[clamav-users] unexplainable tar behaviour

Micah Snyder (micasnyd) micasnyd at cisco.com
Thu Oct 31 12:57:13 EDT 2019

Yessir, it does indeed scan the raw file and if nothing is found (or you're running in allmatch mode) it will decompress the archive and scan the files within.  ClamAV has a default archive recursion depth of 16, so it will go pretty deep.  

I don’t think it's been explicitly stated yet, tar files are not compressed, and are just a bundle of files in one file.  A compressed tarball ( tar.gz or targ.bz ) is less likely to have the issue described by Steffen where a signature matches various parts of different files within an archive. 

If you want to see how ClamAV extracts files or other buffers for scanning, try out clamscan's --leave-temps and --tempdir options.  I would also recommend trying the --gen-json option, if your ClamAV build was linked with libjson-c.  

The --leave-temps option will force it to write extracted files and other buffers (like PDF streams) to disk, and --tempdir will direct it to a location of your choosing.  I will admit, it's a bit of a bear to analyze because the file names (including the JSON metadata file created by --gen-json) are randomly generated and there's only some limited structure.  We're working on making the output more readable / more valuable to analysts but for now it is a bit of work to interpret.   The output from clamscan's --debug option may also help. 


On 10/31/19, 10:46 AM, "clamav-users on behalf of J.R. via clamav-users"
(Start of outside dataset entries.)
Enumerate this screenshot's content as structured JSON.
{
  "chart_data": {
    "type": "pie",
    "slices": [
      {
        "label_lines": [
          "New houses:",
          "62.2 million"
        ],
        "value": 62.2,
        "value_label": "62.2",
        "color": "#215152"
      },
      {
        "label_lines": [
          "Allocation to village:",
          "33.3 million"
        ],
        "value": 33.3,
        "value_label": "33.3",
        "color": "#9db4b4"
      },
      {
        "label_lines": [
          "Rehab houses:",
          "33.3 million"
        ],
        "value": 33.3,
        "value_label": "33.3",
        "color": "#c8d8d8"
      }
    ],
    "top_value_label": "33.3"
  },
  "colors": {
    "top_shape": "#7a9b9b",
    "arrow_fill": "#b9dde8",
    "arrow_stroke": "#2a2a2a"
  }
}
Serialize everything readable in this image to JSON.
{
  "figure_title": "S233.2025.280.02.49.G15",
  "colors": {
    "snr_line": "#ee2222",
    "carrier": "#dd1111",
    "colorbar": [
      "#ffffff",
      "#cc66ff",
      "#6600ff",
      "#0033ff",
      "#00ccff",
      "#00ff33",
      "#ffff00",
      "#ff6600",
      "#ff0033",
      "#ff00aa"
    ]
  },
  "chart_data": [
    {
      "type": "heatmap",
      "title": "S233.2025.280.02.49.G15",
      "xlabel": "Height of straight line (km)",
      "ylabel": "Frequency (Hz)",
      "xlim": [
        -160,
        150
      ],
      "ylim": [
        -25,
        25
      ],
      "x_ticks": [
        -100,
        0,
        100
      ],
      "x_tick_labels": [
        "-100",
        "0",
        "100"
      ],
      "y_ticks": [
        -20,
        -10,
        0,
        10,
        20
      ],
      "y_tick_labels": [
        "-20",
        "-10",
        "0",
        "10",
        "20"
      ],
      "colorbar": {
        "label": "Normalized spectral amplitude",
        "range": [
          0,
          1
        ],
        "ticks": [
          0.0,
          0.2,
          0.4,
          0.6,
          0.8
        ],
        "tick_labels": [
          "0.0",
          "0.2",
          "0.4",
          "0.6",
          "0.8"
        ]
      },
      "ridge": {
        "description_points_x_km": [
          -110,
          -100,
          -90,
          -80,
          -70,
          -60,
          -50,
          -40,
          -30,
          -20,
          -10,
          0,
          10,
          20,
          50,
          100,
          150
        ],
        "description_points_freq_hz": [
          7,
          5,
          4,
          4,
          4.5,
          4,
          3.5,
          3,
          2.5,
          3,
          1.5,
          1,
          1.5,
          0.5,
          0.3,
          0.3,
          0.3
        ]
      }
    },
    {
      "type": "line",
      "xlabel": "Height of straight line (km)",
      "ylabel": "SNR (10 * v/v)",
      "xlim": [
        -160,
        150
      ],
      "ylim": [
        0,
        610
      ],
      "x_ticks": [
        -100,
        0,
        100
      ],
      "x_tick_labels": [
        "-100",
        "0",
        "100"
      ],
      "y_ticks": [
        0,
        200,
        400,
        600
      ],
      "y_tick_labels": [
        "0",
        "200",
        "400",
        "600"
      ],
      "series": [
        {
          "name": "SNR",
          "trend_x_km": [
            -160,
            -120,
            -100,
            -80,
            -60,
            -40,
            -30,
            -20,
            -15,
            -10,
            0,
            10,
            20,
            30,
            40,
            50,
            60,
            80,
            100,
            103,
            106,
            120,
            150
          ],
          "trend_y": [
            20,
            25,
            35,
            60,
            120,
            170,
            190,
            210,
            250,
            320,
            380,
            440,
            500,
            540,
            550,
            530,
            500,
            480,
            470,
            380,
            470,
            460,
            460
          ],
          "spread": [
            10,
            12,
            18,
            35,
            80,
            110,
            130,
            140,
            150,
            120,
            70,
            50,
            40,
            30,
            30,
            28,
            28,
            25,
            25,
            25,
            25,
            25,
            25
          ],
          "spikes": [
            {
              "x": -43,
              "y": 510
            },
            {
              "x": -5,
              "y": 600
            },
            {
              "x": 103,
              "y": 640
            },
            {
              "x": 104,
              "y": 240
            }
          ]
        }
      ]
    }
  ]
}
    > I thought ClamAV unpacked TARs (and other archives) and looked at the
    > contents. If it doesn't, it wouldn't be very effective in detecting
    > viruses in compressed files.
    I've been wondering about this too during this particular discussion.
    Is ClamAV scanning the archive as-is, then additionally (hopefully)
    decompressing it and scanning individual files? Is there a way to
    debug with more info to see exactly what is going on with the process?